Lyons, who grew up in the surf of Sydney’s Northern Beaches, says the role feels like home.
“As a nature kid I thought I could sing with the birds and that they understood me,” she says.
She later met her own Prince in Fanshil, “from another world; a musical family with a European background that spoke in a different language. But fortunately, I still have my voice, unlike Rusalka.”
This is, remarkably, their first opera together. Nolan calls Lyons’s casting a rare gift.
“Few roles demand as much from a soprano as Rusalka,” he says. “Eleanor Lyons meets every moment with virtuosic precision and fearless vulnerability.”
Around her stands a powerhouse ensemble: Tenor Rosario La Spina as the Prince, Eva Kong as the Duchess, Warwick Fyfe as Vodník and Ashlyn Tymms as Ježibaba, the witch, with the Opera Queensland Chorus.

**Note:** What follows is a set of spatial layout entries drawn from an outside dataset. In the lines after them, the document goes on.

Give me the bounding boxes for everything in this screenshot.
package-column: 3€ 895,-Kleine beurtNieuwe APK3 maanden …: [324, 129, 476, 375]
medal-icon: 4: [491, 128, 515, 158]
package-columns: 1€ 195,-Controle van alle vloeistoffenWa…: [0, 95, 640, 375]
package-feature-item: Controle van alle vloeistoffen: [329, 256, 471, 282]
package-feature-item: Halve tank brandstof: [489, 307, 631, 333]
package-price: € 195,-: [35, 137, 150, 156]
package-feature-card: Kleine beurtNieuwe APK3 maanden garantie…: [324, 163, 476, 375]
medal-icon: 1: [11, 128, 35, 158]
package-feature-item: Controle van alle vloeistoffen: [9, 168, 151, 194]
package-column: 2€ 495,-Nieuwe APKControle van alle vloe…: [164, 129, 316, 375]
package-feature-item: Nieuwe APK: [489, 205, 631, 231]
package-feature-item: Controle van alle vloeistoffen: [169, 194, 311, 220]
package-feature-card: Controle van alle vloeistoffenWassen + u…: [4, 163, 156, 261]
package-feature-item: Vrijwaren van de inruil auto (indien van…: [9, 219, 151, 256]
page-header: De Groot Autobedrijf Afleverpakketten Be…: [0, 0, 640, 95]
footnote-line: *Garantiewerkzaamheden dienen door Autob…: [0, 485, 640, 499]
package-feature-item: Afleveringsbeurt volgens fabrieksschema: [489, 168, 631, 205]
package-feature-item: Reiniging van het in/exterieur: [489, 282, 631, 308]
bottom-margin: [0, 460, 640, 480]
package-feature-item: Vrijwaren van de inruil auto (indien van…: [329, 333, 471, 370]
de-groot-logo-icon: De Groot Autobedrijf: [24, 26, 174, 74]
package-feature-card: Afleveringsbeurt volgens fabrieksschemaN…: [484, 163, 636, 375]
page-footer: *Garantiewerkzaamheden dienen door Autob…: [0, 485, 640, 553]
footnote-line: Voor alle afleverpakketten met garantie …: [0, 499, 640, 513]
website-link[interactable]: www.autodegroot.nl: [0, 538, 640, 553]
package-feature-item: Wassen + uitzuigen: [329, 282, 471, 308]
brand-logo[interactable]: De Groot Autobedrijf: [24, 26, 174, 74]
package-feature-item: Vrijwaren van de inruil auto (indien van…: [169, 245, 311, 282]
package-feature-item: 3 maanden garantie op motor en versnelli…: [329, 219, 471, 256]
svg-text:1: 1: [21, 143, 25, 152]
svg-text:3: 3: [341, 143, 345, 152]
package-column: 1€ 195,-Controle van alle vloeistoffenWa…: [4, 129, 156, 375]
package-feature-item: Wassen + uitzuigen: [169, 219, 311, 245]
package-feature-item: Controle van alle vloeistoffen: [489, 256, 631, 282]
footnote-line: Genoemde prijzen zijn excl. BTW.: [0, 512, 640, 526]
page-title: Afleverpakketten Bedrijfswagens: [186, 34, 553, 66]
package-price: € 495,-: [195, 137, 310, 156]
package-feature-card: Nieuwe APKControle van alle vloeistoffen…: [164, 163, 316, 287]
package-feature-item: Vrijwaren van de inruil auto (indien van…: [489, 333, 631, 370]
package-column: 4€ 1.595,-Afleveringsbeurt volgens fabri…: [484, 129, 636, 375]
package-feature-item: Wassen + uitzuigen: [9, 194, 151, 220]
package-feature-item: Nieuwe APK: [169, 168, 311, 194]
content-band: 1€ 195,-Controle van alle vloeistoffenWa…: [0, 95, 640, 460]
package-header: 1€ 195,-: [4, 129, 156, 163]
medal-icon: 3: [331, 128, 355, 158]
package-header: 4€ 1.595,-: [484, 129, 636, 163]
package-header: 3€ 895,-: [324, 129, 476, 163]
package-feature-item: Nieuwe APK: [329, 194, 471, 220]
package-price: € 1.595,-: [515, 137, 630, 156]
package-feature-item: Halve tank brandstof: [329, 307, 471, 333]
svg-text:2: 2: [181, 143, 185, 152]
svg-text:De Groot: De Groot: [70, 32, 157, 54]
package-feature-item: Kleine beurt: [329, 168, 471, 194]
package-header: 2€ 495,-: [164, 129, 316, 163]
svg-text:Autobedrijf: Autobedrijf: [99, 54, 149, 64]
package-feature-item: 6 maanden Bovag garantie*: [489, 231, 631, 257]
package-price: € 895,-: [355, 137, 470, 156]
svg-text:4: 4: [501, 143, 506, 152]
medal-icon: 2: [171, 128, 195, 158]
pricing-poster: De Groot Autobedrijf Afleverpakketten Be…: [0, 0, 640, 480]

Created for Opera Conference, the national partnership between Opera Queensland, Opera Australia, State Opera South Australia and West Australian Opera, the staging brings together some of Australia’s leading theatre makers. Alongside Davis, the creative team includes costume designer Renée Mulder, lighting designer Paul Jackson, and video designer David Bergman, with chorus master Narelle French, associate director Eugene Lynch, and movement and intimacy coordinator Dr Lyndall Grant.

The company acknowledges its funding partners Arts Queensland, Creative Australia and Brisbane City Council, and its performance partners QPAC and the Queensland Symphony Orchestra.
Featuring the Opera Queensland Chorus and Queensland Symphony Orchestra, Rusalka is sung in Czech with English surtitles and runs for approximately three hours including two intervals. A story of impossible love, shimmering beauty, and emotional sacrifice, it promises an unforgettable experience for first-time audiences and seasoned opera lovers alike.
Rusalka, Glasshouse Theatre, QPAC, June 25 to July4.